Clément Solym - 27.12.2011

Edition - Justice - google - Procès - books


Jeudi dernier, Google a estimé irrecevable la plainte déposée par de nombreuses associations d'auteurs  (parmi eux : Author's Guild et American Society of Media Photographers) dans l'affaire de Google Books, en présentant l'argument que les poursuites pour violations de droits d'auteurs devraient être engagées par les détenteurs de droits d'auteurs eux-mêmes, et non par des associations se réclamant de ces derniers.

 

Pour rappel, depuis le 28 novembre dernier, Google avait obtenu un sursis dans le Règlement sur la numérisation non autorisée des oeuvres.
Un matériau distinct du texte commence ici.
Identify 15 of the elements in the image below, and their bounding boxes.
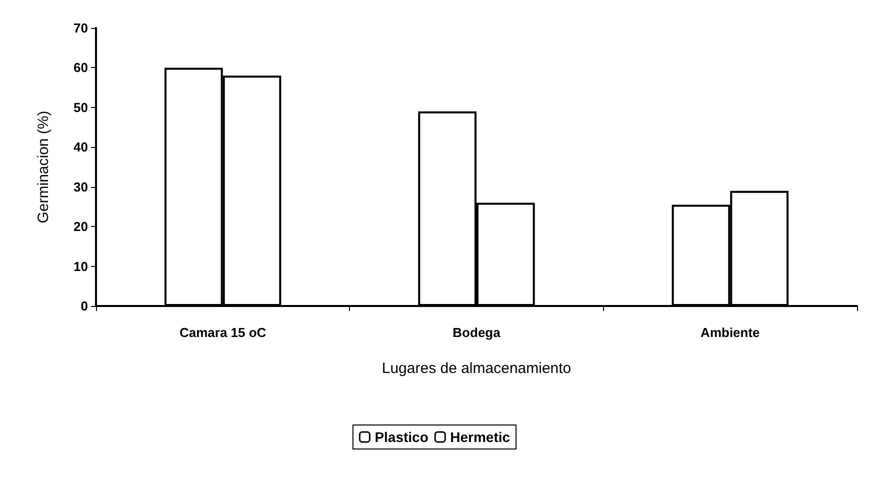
y-tick-label: 10 <box>74 258 88 274</box>
y-tick-label: 40 <box>74 140 88 155</box>
legend-label: Plastico <box>374 429 428 445</box>
y-axis-title: Germinacion (%) <box>35 110 52 224</box>
x-axis-title: Lugares de almacenamiento <box>382 360 572 377</box>
x-tick-label: Ambiente <box>700 325 760 340</box>
x-tick-label: Bodega <box>452 325 502 340</box>
y-tick-label: 60 <box>74 60 88 76</box>
legend-label: Hermetic <box>450 429 510 445</box>
y-tick-label: 70 <box>74 20 88 36</box>
y-tick-label: 20 <box>74 219 88 234</box>
y-tick-label: 50 <box>74 100 88 115</box>
x-tick-label: Camara 15 oC <box>179 325 267 340</box>
y-tick-label: 30 <box>74 179 88 194</box>
y-tick-label: 0 <box>80 298 88 314</box>
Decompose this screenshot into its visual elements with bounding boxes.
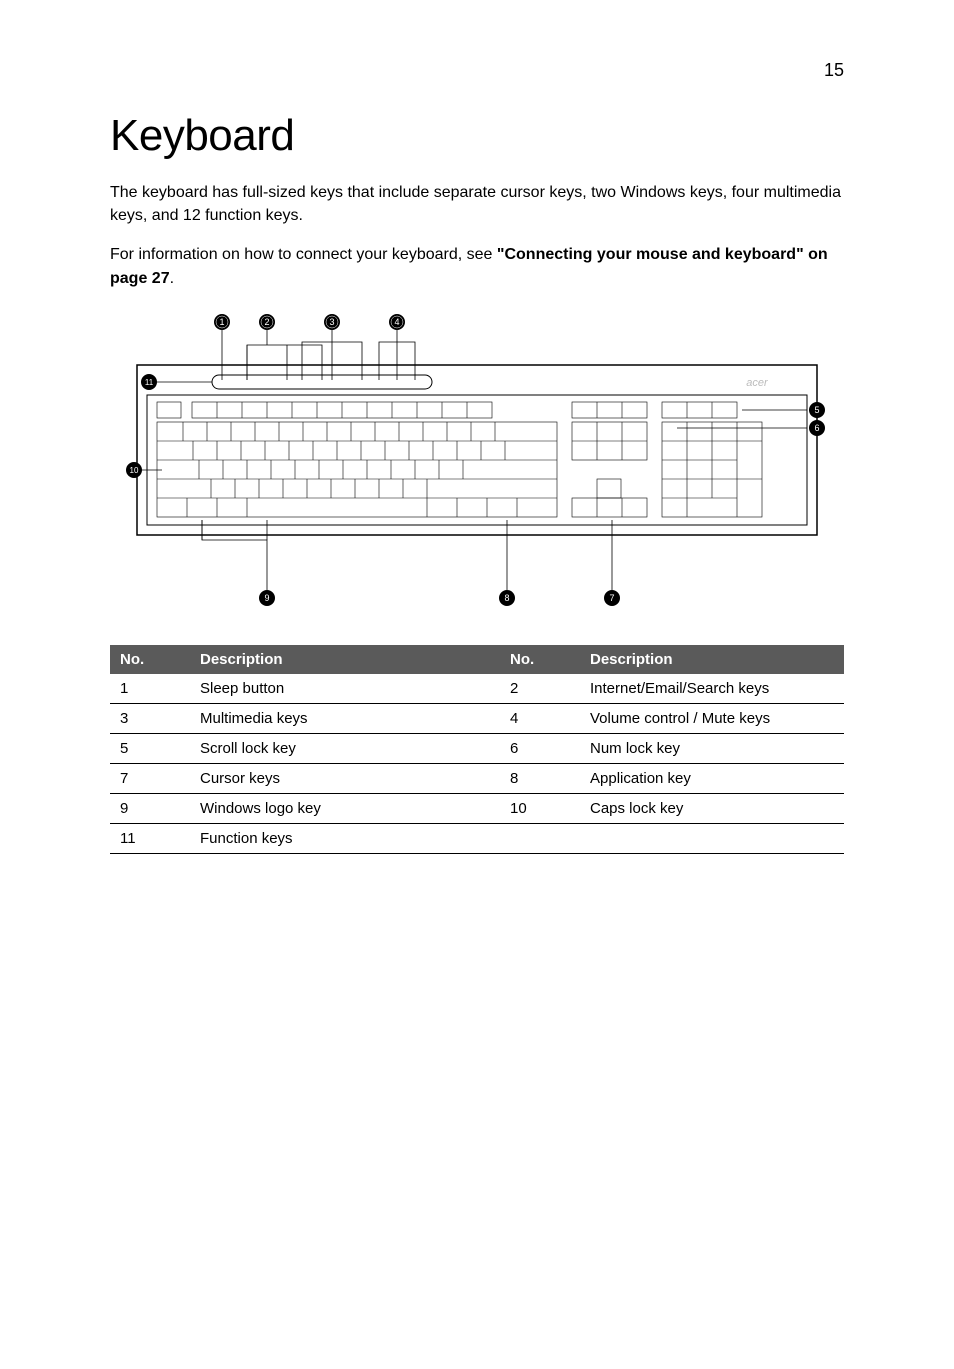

Un délai nécessaire qui devait permettre à la firme de répondre à l'amendement déposé par l'Authors Guild.

 

 

 

 

Google est également en procès avec de nombreuses maisons d'édition depuis 2005. Selon James Grimmelmann, spécialiste de droits d'auteurs de l'École de droit de New-York, «  Les éditeurs ont la volonté de trouver un accord qui conviendrait à Google ». Puisqu'ils sont essentiellement intéressés par l'optimisation de leurs recettes, ils préfèreraient laisser Google numériser leurs publications en échange d'une part sur les revenus, rapporte arstechnica.com.

 

Grimmelmann a précisé que des rumeurs courent depuis plusieurs mois sur l'annonce prochaine d'un accord entre les maisons d'édition et Google aux Etats-Unis (comme en France ?).

 

Si le juge donne raison au recours collectif, dans l'affaire Google Books, l'entreprise Américaine devra verser des dommages et intérêts bien plus importants. 

 

Par contre, si le juge donne raison à Google dans son procès avec les auteurs, cela n'empêcherait pas les auteurs de porter plainte à titre individuel. Google devrait cependant tout faire pour convaincre la cour que le projet Google Books est dans la légalité concernant le respect des droits d'auteurs.

 

Reste que, s'ils se voyaient déboutés par la cour, les plaignants en seraient fortement affaiblis et il n'est pas exclu que leurs avocats décident d'abandonner l'affaire pour des raisons avant-tout financières, selon Grimmelmann.

 

La décision est attendue pour fin 2012.